Hungary may not be as big of a beer state as Czechia, but the pandemic is over you should pay us a visit! Now tell us a bit about Nebraska.
As those from the US have mentioned in previous interviews, LGBTQ+ people made many advances there in the last couple of decades. In Chicago, I rarely felt the need to hide my sexuality. And I had high hopes for my home state of Nebraska. In the 1980s, I hid my sexuality constantly. But in the last decade, even my small, conservative, and religious hometown seemed to be opening up. A lesbian was president of the town’s largest church board for several years. And my childhood friends were all accepting of me and open with their children about my sexuality. Sadly, what I found when I arrived in Omaha in 2017 was different than I had hoped. The city of Omaha is significantly more liberal than much of Nebraska. But despite the more open attitudes in Omaha, I found that conservative Christianity still dominated many peoples’ mindsets. And these conservative Christian voices grew increasingly louder in the three years I lived in Omaha (reflecting the overall political situation in the United States). In academic circles, I felt safe being honest about my sexuality, but outside of those circles I knew I needed to be careful, especially as hate crimes escalated in the last couple of years. I hadn’t felt that kind of fear since the early 1990s.
Can you say more about cities in the Midwest and the Great Plains?
In Omaha the LGBTQ+ community is not very visible. I was surprised by how difficult it was to meet other lesbians in a city with close to a million people in the metropolitan area. In Chicago there is such a wide range of organizations for the LGBTQ+ community, so I assumed Omaha would at least have a few. Sadly, it didn’t, or they weren’t easy to find. At one point, I spoke with a woman who had tried to organize a Meetup socializing group for lesbians in Omaha and she said that not enough people showed interest for a group to form. So she expanded the group to include the entire LGBTQ+ community and there were still not enough people interested.
I do know of a couple LGBTQ+ bars in Omaha though. There are a few LGBTQ+ groups associated with some of the more liberal churches in Omaha, but I am not a religious person, so attending a religious group wasn’t appealing to me. The local colleges and universities do have LGBTQ+ groups, and there is a small annual River City Pride celebration and picnic. The Pride celebration in Omaha has a very nice, warm, and friendly feel, probably because it is much smaller than celebrations in cities like Chicago.
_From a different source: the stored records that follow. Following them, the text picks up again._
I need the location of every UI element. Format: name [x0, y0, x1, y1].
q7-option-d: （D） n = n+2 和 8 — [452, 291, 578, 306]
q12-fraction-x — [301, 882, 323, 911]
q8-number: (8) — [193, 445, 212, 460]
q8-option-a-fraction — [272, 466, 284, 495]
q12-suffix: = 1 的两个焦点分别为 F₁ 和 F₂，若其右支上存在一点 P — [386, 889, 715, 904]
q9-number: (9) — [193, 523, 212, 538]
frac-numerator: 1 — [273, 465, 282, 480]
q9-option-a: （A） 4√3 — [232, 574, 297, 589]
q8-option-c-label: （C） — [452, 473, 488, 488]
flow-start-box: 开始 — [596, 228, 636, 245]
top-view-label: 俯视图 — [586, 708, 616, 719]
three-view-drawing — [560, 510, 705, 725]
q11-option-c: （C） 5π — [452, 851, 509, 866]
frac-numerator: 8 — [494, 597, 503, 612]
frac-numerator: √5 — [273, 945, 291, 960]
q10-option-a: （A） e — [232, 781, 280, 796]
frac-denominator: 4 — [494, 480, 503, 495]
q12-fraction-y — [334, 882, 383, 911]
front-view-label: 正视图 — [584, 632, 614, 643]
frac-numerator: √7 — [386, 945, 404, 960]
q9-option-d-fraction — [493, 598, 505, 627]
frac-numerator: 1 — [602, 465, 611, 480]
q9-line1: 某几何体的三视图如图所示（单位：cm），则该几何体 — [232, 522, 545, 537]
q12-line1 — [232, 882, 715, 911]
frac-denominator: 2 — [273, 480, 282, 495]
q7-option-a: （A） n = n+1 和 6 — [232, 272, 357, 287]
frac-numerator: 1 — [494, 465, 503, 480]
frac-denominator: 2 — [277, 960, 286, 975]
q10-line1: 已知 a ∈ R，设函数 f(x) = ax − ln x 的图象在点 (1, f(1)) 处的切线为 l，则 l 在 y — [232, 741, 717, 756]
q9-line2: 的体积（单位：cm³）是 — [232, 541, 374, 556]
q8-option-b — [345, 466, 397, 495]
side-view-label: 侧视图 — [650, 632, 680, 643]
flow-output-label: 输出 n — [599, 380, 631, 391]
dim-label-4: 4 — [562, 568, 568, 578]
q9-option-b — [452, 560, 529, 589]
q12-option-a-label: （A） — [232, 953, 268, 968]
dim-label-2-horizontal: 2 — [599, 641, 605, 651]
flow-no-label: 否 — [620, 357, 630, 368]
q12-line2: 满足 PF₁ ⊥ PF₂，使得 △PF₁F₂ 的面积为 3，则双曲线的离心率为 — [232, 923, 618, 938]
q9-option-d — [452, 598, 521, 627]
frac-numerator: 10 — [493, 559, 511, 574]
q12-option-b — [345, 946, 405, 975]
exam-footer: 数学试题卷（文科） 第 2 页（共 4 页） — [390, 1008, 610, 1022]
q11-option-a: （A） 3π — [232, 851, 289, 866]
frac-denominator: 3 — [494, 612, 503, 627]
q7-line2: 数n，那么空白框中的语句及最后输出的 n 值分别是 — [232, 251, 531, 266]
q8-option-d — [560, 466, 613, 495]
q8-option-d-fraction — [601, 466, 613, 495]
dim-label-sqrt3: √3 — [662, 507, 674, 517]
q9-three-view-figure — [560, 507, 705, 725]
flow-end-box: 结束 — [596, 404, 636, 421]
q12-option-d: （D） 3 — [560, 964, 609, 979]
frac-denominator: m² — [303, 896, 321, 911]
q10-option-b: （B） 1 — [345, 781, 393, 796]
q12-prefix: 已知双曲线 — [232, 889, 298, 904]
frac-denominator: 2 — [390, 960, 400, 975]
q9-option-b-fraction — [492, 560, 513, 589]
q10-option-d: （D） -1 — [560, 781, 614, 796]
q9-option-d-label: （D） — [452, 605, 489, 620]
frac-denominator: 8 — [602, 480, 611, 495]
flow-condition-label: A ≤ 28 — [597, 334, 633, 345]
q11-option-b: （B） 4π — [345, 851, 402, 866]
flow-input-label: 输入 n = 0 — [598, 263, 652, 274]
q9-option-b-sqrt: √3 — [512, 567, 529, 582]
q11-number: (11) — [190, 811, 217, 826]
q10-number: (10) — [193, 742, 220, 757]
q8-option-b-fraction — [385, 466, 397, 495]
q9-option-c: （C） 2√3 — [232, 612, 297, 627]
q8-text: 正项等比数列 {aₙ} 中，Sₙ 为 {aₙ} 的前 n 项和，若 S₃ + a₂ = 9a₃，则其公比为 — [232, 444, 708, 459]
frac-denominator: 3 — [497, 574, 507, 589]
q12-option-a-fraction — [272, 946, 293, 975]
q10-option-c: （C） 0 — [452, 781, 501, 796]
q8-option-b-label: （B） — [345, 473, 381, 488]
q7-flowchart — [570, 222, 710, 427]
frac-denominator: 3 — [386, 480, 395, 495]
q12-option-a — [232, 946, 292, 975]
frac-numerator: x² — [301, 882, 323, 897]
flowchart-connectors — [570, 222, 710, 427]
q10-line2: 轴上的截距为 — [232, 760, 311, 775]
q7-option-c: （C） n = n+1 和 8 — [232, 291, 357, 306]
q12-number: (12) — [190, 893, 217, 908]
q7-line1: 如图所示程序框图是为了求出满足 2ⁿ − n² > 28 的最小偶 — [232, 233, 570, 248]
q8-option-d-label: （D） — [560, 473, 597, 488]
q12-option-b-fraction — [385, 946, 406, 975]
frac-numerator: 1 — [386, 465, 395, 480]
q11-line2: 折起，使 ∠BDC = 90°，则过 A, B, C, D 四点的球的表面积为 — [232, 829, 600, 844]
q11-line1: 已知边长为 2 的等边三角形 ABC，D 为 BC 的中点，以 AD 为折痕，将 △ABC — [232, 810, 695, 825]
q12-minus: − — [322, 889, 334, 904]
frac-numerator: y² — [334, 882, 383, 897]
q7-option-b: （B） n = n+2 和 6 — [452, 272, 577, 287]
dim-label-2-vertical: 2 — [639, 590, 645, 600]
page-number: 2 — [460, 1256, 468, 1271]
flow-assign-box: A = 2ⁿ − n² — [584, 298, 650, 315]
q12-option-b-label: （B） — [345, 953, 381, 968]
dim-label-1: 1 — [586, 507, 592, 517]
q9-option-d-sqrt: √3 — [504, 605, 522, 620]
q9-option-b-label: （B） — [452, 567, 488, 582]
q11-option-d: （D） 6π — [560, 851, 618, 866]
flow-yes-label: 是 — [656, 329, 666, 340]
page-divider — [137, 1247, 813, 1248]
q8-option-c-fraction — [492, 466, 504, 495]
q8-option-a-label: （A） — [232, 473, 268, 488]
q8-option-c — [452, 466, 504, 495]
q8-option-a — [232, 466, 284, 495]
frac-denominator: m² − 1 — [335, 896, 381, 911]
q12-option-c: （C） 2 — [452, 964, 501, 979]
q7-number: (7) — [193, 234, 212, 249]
I drove to the smaller city of Lincoln (about 80km west of Omaha) several times for LGBTQ+ social events because their community is more visible and active.
Finally, can you share a memorable coming out story of yours?
I never officially came out. When I was in college, I just brought my first serious girlfriend home to meet my family and friends and that was it. In the early 1990s, many LGBTQ+ people I knew had coming out parties and made grand announcements to friends and family. But none of that felt right for me. I am not someone who enjoys the spotlight and all I really wanted was to have a “normal” relationship without fanfare and spectacle. So I acted accordingly and I actually got my wish that being a lesbian was a non-issue to those who mattered most to me. I suspect that most of the people who knew me well had already thought that I was a lesbian. My mother, who is a devout Christian, did suggest that we sleep in separate rooms because we weren’t married (this was 1993 – long before gay marriage was possible in the U.S.). While it frustrated me at the time, I now see that it was actually an acknowledgement of my relationship. If I had brought home a boyfriend, she would have had exactly the same reaction.